Which brings us to the other strategic virtue. If Trump’s interested in revoking other people’s clearances, and he definitely is, he’s probably going to get tested in court by someone sooner rather than later. Better that it’s Brennan than some lesser natsec light, as his infamous lie to Congress about the CIA accessing a Senate Intel Committee server can be used by the White House to justify revoking his clearance for nonpartisan reasons. If Trump wins the suit on those grounds, other people whose clearances end up being revoked will be that much less likely to sue, even if their own revocations are more overtly political than Brennan’s was.

As for a third strategic possibility, that Trump’s eyeing the discovery process as a way to shake Russiagate information loose from Brennan: Meh.

“The litigation would be resolved strictly with motions, whether a motion to dismiss or a motion for summary judgment,” [security-clearance lawyer Bradley] Moss said. “Neither side would ever get to the discovery process and even if in some bizarre world it did get that far the emails and text messages the president is referring to would be completely outside the scope of what would be relevant material.”

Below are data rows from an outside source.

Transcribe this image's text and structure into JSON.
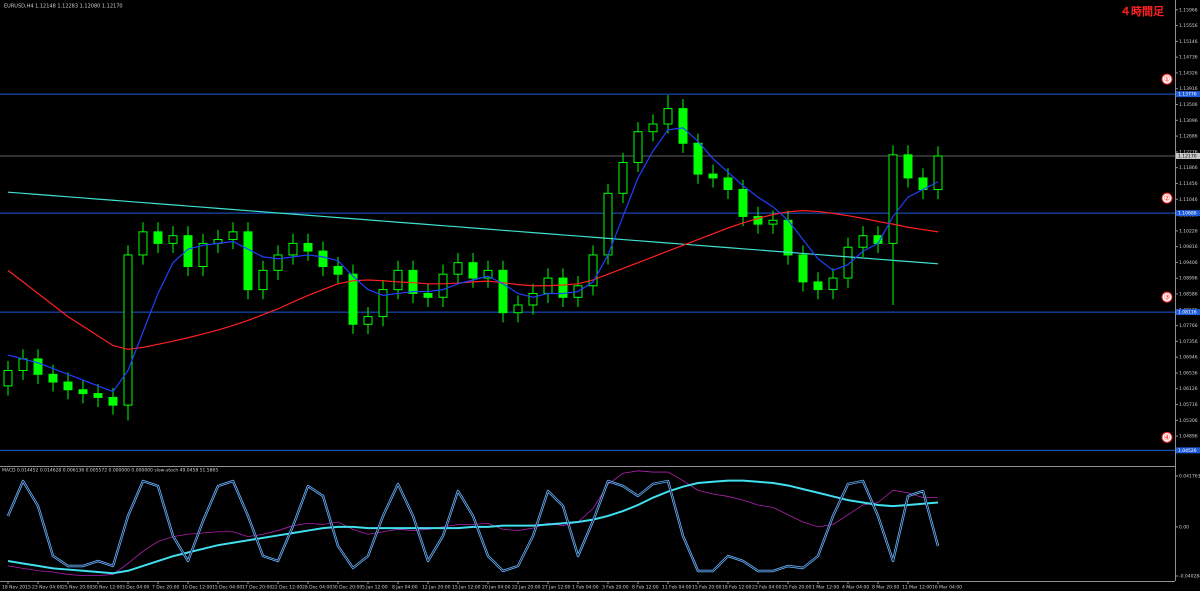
{
  "header": "EURUSD,H4  1.12148 1.12283 1.12080 1.12170",
  "timeframe_label": "４時間足",
  "chart_data": [
    {
      "type": "candlestick",
      "categories": [
        "18 Nov 2015",
        null,
        "23 Nov 04:00",
        null,
        "25 Nov 20:00",
        null,
        "30 Nov 12:00",
        null,
        "3 Dec 04:00",
        null,
        "7 Dec 20:00",
        null,
        "10 Dec 12:00",
        null,
        "15 Dec 04:00",
        null,
        "17 Dec 20:00",
        null,
        "22 Dec 12:00",
        null,
        "28 Dec 04:00",
        null,
        "30 Dec 20:00",
        null,
        "5 Jan 12:00",
        null,
        "8 Jan 04:00",
        null,
        "12 Jan 20:00",
        null,
        "15 Jan 12:00",
        null,
        "20 Jan 04:00",
        null,
        "22 Jan 20:00",
        null,
        "27 Jan 12:00",
        null,
        "1 Feb 04:00",
        null,
        "3 Feb 20:00",
        null,
        "8 Feb 12:00",
        null,
        "11 Feb 04:00",
        null,
        "15 Feb 20:00",
        null,
        "18 Feb 12:00",
        null,
        "23 Feb 04:00",
        null,
        "25 Feb 20:00",
        null,
        "1 Mar 12:00",
        null,
        "4 Mar 04:00",
        null,
        "8 Mar 20:00",
        null,
        "11 Mar 12:00",
        null,
        "16 Mar 04:00"
      ],
      "open": [
        1.062,
        1.066,
        1.069,
        1.065,
        1.063,
        1.061,
        1.06,
        1.059,
        1.057,
        1.096,
        1.102,
        1.099,
        1.101,
        1.093,
        1.099,
        1.1,
        1.102,
        1.087,
        1.092,
        1.096,
        1.099,
        1.097,
        1.093,
        1.091,
        1.078,
        1.08,
        1.087,
        1.092,
        1.086,
        1.085,
        1.091,
        1.094,
        1.09,
        1.092,
        1.081,
        1.083,
        1.086,
        1.09,
        1.085,
        1.088,
        1.096,
        1.112,
        1.12,
        1.128,
        1.13,
        1.134,
        1.125,
        1.117,
        1.116,
        1.113,
        1.106,
        1.104,
        1.105,
        1.096,
        1.089,
        1.087,
        1.09,
        1.098,
        1.101,
        1.099,
        1.122,
        1.116,
        1.113
      ],
      "high": [
        1.0685,
        1.0715,
        1.0715,
        1.0675,
        1.0655,
        1.0635,
        1.0625,
        1.0615,
        1.0985,
        1.1045,
        1.1045,
        1.1035,
        1.1035,
        1.1015,
        1.1025,
        1.1045,
        1.1045,
        1.0945,
        1.0985,
        1.1015,
        1.1015,
        1.0995,
        1.0955,
        1.0935,
        1.0825,
        1.0895,
        1.0945,
        1.0945,
        1.0885,
        1.0935,
        1.0965,
        1.0965,
        1.0945,
        1.0945,
        1.0855,
        1.0885,
        1.0925,
        1.0925,
        1.0905,
        1.0985,
        1.1145,
        1.1225,
        1.1305,
        1.1325,
        1.1375,
        1.1365,
        1.1275,
        1.1195,
        1.1185,
        1.1155,
        1.1085,
        1.1075,
        1.1075,
        1.0985,
        1.0915,
        1.0925,
        1.1005,
        1.1035,
        1.1035,
        1.1245,
        1.1245,
        1.1185,
        1.1242
      ],
      "low": [
        1.0595,
        1.0635,
        1.0625,
        1.0605,
        1.0585,
        1.0575,
        1.0565,
        1.0545,
        1.053,
        1.0935,
        1.0965,
        1.0965,
        1.0905,
        1.0905,
        1.0965,
        1.0975,
        1.0845,
        1.0845,
        1.0895,
        1.0935,
        1.0945,
        1.0905,
        1.0885,
        1.0755,
        1.0755,
        1.0775,
        1.0845,
        1.0835,
        1.0825,
        1.0825,
        1.0885,
        1.0875,
        1.0875,
        1.0785,
        1.0785,
        1.0805,
        1.0835,
        1.0825,
        1.0825,
        1.0855,
        1.0935,
        1.1095,
        1.1175,
        1.1255,
        1.1275,
        1.1225,
        1.1145,
        1.1135,
        1.1105,
        1.1035,
        1.1015,
        1.1015,
        1.0935,
        1.0865,
        1.0845,
        1.0845,
        1.0875,
        1.0955,
        1.0965,
        1.083,
        1.1135,
        1.1105,
        1.1105
      ],
      "close": [
        1.066,
        1.069,
        1.065,
        1.063,
        1.061,
        1.06,
        1.059,
        1.057,
        1.096,
        1.102,
        1.099,
        1.101,
        1.093,
        1.099,
        1.1,
        1.102,
        1.087,
        1.092,
        1.096,
        1.099,
        1.097,
        1.093,
        1.091,
        1.078,
        1.08,
        1.087,
        1.092,
        1.086,
        1.085,
        1.091,
        1.094,
        1.09,
        1.092,
        1.081,
        1.083,
        1.086,
        1.09,
        1.085,
        1.088,
        1.096,
        1.112,
        1.12,
        1.128,
        1.13,
        1.134,
        1.125,
        1.117,
        1.116,
        1.113,
        1.106,
        1.104,
        1.105,
        1.096,
        1.089,
        1.087,
        1.09,
        1.098,
        1.101,
        1.099,
        1.122,
        1.116,
        1.113,
        1.1217
      ],
      "candle_color": "#00ff00",
      "series": [
        {
          "color": "#40e0d0",
          "values": [
            1.1123,
            1.112,
            1.1117,
            1.1114,
            1.1111,
            1.1108,
            1.1105,
            1.1102,
            1.1099,
            1.1096,
            1.1093,
            1.109,
            1.1087,
            1.1084,
            1.1081,
            1.1078,
            1.1075,
            1.1072,
            1.1069,
            1.1066,
            1.1063,
            1.106,
            1.1057,
            1.1054,
            1.1051,
            1.1048,
            1.1045,
            1.1042,
            1.1039,
            1.1036,
            1.1033,
            1.103,
            1.1027,
            1.1024,
            1.1021,
            1.1018,
            1.1015,
            1.1012,
            1.1009,
            1.1006,
            1.1003,
            1.1,
            1.0997,
            1.0994,
            1.0991,
            1.0988,
            1.0985,
            1.0982,
            1.0979,
            1.0976,
            1.0973,
            1.097,
            1.0967,
            1.0964,
            1.0961,
            1.0958,
            1.0955,
            1.0952,
            1.0949,
            1.0946,
            1.0943,
            1.094,
            1.0937
          ]
        },
        {
          "color": "#ff2020",
          "values": [
            1.092,
            1.089,
            1.086,
            1.083,
            1.08,
            1.0775,
            1.075,
            1.0725,
            1.0715,
            1.072,
            1.0728,
            1.0736,
            1.0745,
            1.0755,
            1.0765,
            1.0777,
            1.079,
            1.0805,
            1.082,
            1.0838,
            1.0855,
            1.087,
            1.0885,
            1.0893,
            1.0895,
            1.0893,
            1.089,
            1.0888,
            1.0885,
            1.0885,
            1.0887,
            1.089,
            1.0892,
            1.0888,
            1.0883,
            1.088,
            1.088,
            1.0882,
            1.0885,
            1.0895,
            1.091,
            1.0925,
            1.094,
            1.0955,
            1.097,
            1.0985,
            1.1,
            1.1015,
            1.103,
            1.1043,
            1.1055,
            1.1065,
            1.1072,
            1.1075,
            1.1073,
            1.1068,
            1.1062,
            1.1055,
            1.1047,
            1.104,
            1.1032,
            1.1026,
            1.102
          ]
        },
        {
          "color": "#2040ff",
          "values": [
            1.07,
            1.069,
            1.068,
            1.0665,
            1.065,
            1.0635,
            1.062,
            1.0605,
            1.066,
            1.076,
            1.086,
            1.094,
            1.0975,
            1.0985,
            1.099,
            1.0995,
            1.0975,
            1.0955,
            1.095,
            1.0955,
            1.096,
            1.0955,
            1.0945,
            1.0905,
            1.087,
            1.0855,
            1.086,
            1.0865,
            1.0865,
            1.087,
            1.0885,
            1.0895,
            1.0905,
            1.0885,
            1.086,
            1.085,
            1.086,
            1.086,
            1.0865,
            1.089,
            1.096,
            1.106,
            1.116,
            1.123,
            1.1285,
            1.129,
            1.1255,
            1.121,
            1.1175,
            1.114,
            1.111,
            1.1085,
            1.105,
            1.1,
            1.095,
            1.092,
            1.0935,
            1.097,
            1.099,
            1.106,
            1.111,
            1.113,
            1.115
          ]
        }
      ],
      "ylim": [
        1.0412,
        1.1622
      ],
      "yticks": [
        1.04896,
        1.05306,
        1.05716,
        1.06126,
        1.06536,
        1.06946,
        1.07356,
        1.07766,
        1.08176,
        1.08586,
        1.08996,
        1.09406,
        1.09816,
        1.10226,
        1.10636,
        1.11046,
        1.11456,
        1.11866,
        1.12276,
        1.12686,
        1.13096,
        1.13506,
        1.13916,
        1.14326,
        1.14736,
        1.15146,
        1.15556,
        1.15966
      ],
      "levels": [
        {
          "value": 1.13776,
          "marker": "①"
        },
        {
          "value": 1.10686,
          "marker": "②"
        },
        {
          "value": 1.08116,
          "marker": "③"
        },
        {
          "value": 1.04526,
          "marker": "④"
        }
      ],
      "level_color": "#1e5bd8",
      "current_price": {
        "value": 1.1217,
        "label": "1.12170"
      }
    },
    {
      "type": "line",
      "title": "MACD 0.014452 0.014628 0.006136 0.005572 0.000000 0.000000 slow-stoch 49.0458 51.5865",
      "series": [
        {
          "color": "#b020b0",
          "values": [
            -0.032,
            -0.034,
            -0.036,
            -0.037,
            -0.039,
            -0.04,
            -0.04,
            -0.039,
            -0.03,
            -0.02,
            -0.012,
            -0.008,
            -0.006,
            -0.005,
            -0.004,
            -0.004,
            -0.008,
            -0.006,
            -0.003,
            0.001,
            0.003,
            0.002,
            0.004,
            -0.002,
            -0.006,
            -0.004,
            -0.002,
            -0.003,
            -0.002,
            0,
            0.002,
            0.002,
            0.003,
            -0.002,
            -0.003,
            -0.001,
            0.003,
            0.001,
            0.004,
            0.015,
            0.035,
            0.044,
            0.046,
            0.045,
            0.045,
            0.038,
            0.03,
            0.027,
            0.025,
            0.022,
            0.018,
            0.016,
            0.01,
            0.004,
            0,
            0.002,
            0.01,
            0.018,
            0.02,
            0.03,
            0.028,
            0.024,
            0.024
          ]
        },
        {
          "color": "#40e0f0",
          "width": 2,
          "values": [
            -0.028,
            -0.03,
            -0.032,
            -0.034,
            -0.035,
            -0.036,
            -0.037,
            -0.038,
            -0.036,
            -0.032,
            -0.028,
            -0.024,
            -0.021,
            -0.018,
            -0.015,
            -0.013,
            -0.011,
            -0.009,
            -0.007,
            -0.005,
            -0.003,
            -0.001,
            0,
            0,
            -0.001,
            -0.001,
            -0.001,
            -0.001,
            -0.001,
            -0.001,
            -0.001,
            0,
            0,
            0.001,
            0.001,
            0.001,
            0.002,
            0.003,
            0.004,
            0.006,
            0.009,
            0.013,
            0.018,
            0.024,
            0.029,
            0.033,
            0.036,
            0.037,
            0.038,
            0.038,
            0.037,
            0.036,
            0.034,
            0.031,
            0.028,
            0.025,
            0.022,
            0.02,
            0.018,
            0.017,
            0.018,
            0.019,
            0.02
          ]
        },
        {
          "color": "#6fb8ff",
          "axis": "y2",
          "double": true,
          "values": [
            60,
            95,
            70,
            20,
            10,
            10,
            15,
            10,
            60,
            95,
            90,
            40,
            15,
            55,
            90,
            95,
            60,
            20,
            15,
            50,
            90,
            80,
            30,
            8,
            20,
            60,
            92,
            60,
            15,
            40,
            85,
            60,
            20,
            5,
            10,
            40,
            85,
            70,
            20,
            55,
            95,
            90,
            80,
            92,
            95,
            40,
            5,
            5,
            20,
            15,
            5,
            5,
            10,
            8,
            20,
            60,
            92,
            95,
            60,
            15,
            80,
            85,
            30
          ]
        }
      ],
      "ylim": [
        -0.040284,
        0.041763
      ],
      "yticks": [
        -0.040284,
        {
          "value": 0,
          "label": "0.00"
        },
        0.041763
      ],
      "y2lim": [
        0,
        100
      ]
    }
  ]
}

Here’s Brennan yesterday on “Meet the Press” noting that he’s already been contacted by several lawyers. Now that Trump and Rudy have all but called him a cuck if he wimps out, I think he has no choice. One last-ditch possibility that might hypothetically avert a court battle: Senate Dem Mark Warner is planning to introduce some sort of legislation that would block Trump from revoking clearances for political reasons. Good luck getting that past a Republican majority, though, or a court that believes in strong separation of powers.